Martedì, 26 Gennaio 2016

Quel punto bianco nel cuore. Intervista a Farhad Bitani

“Sono cresciuto nella violenza, ho assistito a delle bestialità per anni, fin da bambino. A otto anni ho visto dei soldati violentare una donna, mi hanno dato due proiettili di kalashnikov e mi hanno mandato via senza farmi nulla, perché ero figlio di un generale mujaheddin”.


Farhad Bitani non ha ancora 30 anni, ma ha già vissuto più di una vita. La prima nell’Afghanistan della guerra civile e 2 milioni di morti, dov’era normale assistere a pubbliche lapidazioni allo stadio. “Il corano è scritto in arabo, ma era vietato tradurlo”, racconta a una platea attentissima di ragazzi del Liceo statale Serpieri di Rimini, “per cui se ti dicevano che se partecipavi alle lapidazioni ti diminuivi il peccato, ci credevi. Una volta, quando ho visto due bimbi abbracciare la loro mamma che stava per essere lapidata, ho pensato: ‘Ma se fosse la mia mamma?’, e non sono più riuscito ad andare ad assistere a questi spettacoli, anche se i miei amici mi invitavano”.
Dal 2005 si trasferisce con la famiglia in Italia. “Io non volevo venire in questa terra di infedeli, quando ho visto tutta quella gente all'aeroporto di Fiumicino ho pensato: ‘Dio dammi la forza di ucciderli tutti, così vado in Paradiso!’.
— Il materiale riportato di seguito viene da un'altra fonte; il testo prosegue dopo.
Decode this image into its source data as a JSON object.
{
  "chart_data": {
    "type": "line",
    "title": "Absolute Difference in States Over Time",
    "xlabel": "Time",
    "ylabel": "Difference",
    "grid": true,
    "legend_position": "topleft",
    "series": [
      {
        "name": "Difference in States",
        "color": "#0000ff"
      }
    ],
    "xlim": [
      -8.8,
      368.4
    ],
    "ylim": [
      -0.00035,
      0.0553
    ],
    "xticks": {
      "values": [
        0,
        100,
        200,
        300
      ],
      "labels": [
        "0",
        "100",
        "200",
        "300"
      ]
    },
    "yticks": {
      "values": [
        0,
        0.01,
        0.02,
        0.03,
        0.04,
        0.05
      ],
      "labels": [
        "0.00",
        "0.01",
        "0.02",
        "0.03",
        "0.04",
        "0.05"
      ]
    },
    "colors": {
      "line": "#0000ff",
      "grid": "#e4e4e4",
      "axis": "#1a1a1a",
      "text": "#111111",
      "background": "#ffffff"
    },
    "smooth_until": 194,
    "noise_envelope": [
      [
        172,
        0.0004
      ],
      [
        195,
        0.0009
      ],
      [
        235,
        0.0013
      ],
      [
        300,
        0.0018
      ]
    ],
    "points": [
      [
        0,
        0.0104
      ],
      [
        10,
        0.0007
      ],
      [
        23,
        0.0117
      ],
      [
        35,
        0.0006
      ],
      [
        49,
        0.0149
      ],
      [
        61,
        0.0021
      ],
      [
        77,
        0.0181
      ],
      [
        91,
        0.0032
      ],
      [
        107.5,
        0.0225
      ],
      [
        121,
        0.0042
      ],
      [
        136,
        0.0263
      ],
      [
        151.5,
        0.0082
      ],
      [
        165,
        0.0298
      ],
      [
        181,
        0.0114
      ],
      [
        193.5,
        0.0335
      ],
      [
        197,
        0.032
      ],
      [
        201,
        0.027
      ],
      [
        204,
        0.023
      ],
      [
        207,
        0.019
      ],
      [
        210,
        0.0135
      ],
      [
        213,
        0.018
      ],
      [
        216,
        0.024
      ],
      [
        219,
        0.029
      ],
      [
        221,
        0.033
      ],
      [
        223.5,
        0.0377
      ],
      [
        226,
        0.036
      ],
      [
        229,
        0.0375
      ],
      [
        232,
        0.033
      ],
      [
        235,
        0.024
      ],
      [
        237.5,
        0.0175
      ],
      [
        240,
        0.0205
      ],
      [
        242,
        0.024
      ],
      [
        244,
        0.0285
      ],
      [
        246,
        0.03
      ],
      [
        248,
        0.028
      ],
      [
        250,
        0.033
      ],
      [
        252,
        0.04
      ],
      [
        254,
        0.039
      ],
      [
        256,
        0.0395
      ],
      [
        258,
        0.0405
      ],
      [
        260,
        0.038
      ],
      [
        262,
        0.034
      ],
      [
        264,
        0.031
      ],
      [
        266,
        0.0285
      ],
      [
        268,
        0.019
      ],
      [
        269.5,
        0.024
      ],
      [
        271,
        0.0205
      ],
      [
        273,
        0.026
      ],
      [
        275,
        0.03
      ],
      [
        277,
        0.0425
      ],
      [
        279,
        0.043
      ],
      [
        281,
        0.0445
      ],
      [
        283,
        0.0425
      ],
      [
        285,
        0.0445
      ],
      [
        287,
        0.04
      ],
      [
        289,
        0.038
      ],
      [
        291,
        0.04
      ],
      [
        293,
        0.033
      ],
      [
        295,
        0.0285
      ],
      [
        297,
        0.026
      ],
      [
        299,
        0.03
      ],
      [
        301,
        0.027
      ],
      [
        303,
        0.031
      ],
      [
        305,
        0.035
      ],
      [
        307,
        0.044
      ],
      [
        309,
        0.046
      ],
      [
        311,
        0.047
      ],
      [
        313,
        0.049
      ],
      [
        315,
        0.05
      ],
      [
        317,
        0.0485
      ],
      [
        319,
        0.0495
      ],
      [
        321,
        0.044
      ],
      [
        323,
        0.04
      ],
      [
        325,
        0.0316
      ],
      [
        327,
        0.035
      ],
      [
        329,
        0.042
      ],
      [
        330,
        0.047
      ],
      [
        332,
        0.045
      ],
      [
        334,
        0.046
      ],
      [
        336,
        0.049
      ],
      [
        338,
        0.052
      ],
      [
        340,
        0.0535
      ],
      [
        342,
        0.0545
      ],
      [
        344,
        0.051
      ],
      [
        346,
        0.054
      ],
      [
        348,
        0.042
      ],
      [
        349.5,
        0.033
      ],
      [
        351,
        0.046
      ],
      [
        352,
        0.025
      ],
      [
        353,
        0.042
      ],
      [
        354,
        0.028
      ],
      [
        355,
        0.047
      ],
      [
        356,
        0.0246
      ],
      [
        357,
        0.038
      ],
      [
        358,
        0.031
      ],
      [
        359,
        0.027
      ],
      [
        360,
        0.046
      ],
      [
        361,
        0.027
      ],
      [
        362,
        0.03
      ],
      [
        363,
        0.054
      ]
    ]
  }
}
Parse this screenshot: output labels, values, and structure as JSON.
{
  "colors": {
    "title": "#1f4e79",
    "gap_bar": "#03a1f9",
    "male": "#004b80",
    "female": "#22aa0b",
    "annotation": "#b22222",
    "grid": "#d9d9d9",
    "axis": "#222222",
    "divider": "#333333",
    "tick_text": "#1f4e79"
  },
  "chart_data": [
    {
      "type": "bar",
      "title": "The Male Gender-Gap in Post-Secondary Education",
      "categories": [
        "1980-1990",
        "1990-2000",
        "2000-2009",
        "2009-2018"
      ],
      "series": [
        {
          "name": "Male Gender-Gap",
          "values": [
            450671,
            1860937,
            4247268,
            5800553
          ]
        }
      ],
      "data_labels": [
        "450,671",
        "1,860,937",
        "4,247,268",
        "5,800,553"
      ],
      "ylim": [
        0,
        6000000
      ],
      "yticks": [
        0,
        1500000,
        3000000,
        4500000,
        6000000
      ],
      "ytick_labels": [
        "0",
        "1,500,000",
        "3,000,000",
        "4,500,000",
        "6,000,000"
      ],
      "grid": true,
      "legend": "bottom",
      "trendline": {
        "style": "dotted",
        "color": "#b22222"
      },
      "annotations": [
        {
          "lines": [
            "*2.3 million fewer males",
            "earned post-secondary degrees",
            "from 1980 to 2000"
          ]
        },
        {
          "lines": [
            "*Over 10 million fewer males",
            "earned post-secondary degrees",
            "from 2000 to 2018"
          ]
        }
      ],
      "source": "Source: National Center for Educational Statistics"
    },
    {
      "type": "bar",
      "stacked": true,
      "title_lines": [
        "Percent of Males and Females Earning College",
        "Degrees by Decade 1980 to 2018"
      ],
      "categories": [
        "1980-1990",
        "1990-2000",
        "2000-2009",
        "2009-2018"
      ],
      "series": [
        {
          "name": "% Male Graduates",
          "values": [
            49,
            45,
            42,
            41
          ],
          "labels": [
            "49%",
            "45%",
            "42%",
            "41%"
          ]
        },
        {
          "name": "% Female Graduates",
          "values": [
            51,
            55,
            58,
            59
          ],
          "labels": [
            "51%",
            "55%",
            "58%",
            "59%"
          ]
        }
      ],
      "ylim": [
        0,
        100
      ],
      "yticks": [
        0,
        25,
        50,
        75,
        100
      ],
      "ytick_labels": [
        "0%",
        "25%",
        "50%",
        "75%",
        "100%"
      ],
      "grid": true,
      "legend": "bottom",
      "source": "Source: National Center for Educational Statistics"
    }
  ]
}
E poi cosa ti è successo che ti ha fatto cambiare vita?
La cosa grande che mi ha fatto cambiare è stato conoscere il ‘diverso’, perché io sono musulmano, nato e cresciuto in un paese musulmano, dove non avevo l’opportunità di dialogare con il diverso e dove sono cresciuto nella violenza. Entrando in dialogo con il ‘diverso’, conoscendo la sua religione, il cristianesimo, ho capito meglio la mia religione musulmana. Per questo sono cambiato. Prima portavo dentro di me un odio. Perché non vi conoscevo.


C’è stato un fatto particolare che ti ha fatto capire?
Tanti fatti, piccoli gesti. Per esempio una signora che mi ha offerto l’acqua quando piangevo, oppure come mi ha accolto la mamma di un amico che mi ha ospitato e mi ha trattato come suo figlio, mi misurava la febbre quando stavo male… Oppure quando evitavano di mettere a tavola il vino, per rispetto alla mia religione.


Tu hai vissuto delle violenze atroci in Afghanistan, all’interno di un sistema che le voleva far apparire ‘normali’, eppure, traspare anche dal tuo libro, vivevi già un disagio dentro di te, che cos’era?
In tutti quelli che nascono, anche nel paese più violento del mondo, Dio mette sempre nel cuore un punto bianco. Il percorso che tu fai ti fa accorgere di questo. In tanti oggi in Afghanistan provano disagio per quello che succede. Il governo, la costituzione, fanno parte di quella violenza, non puoi dire no, anche perché non sai quello che succede al di fuori del tuo mondo, ma dentro il cuore senti sempre il disagio.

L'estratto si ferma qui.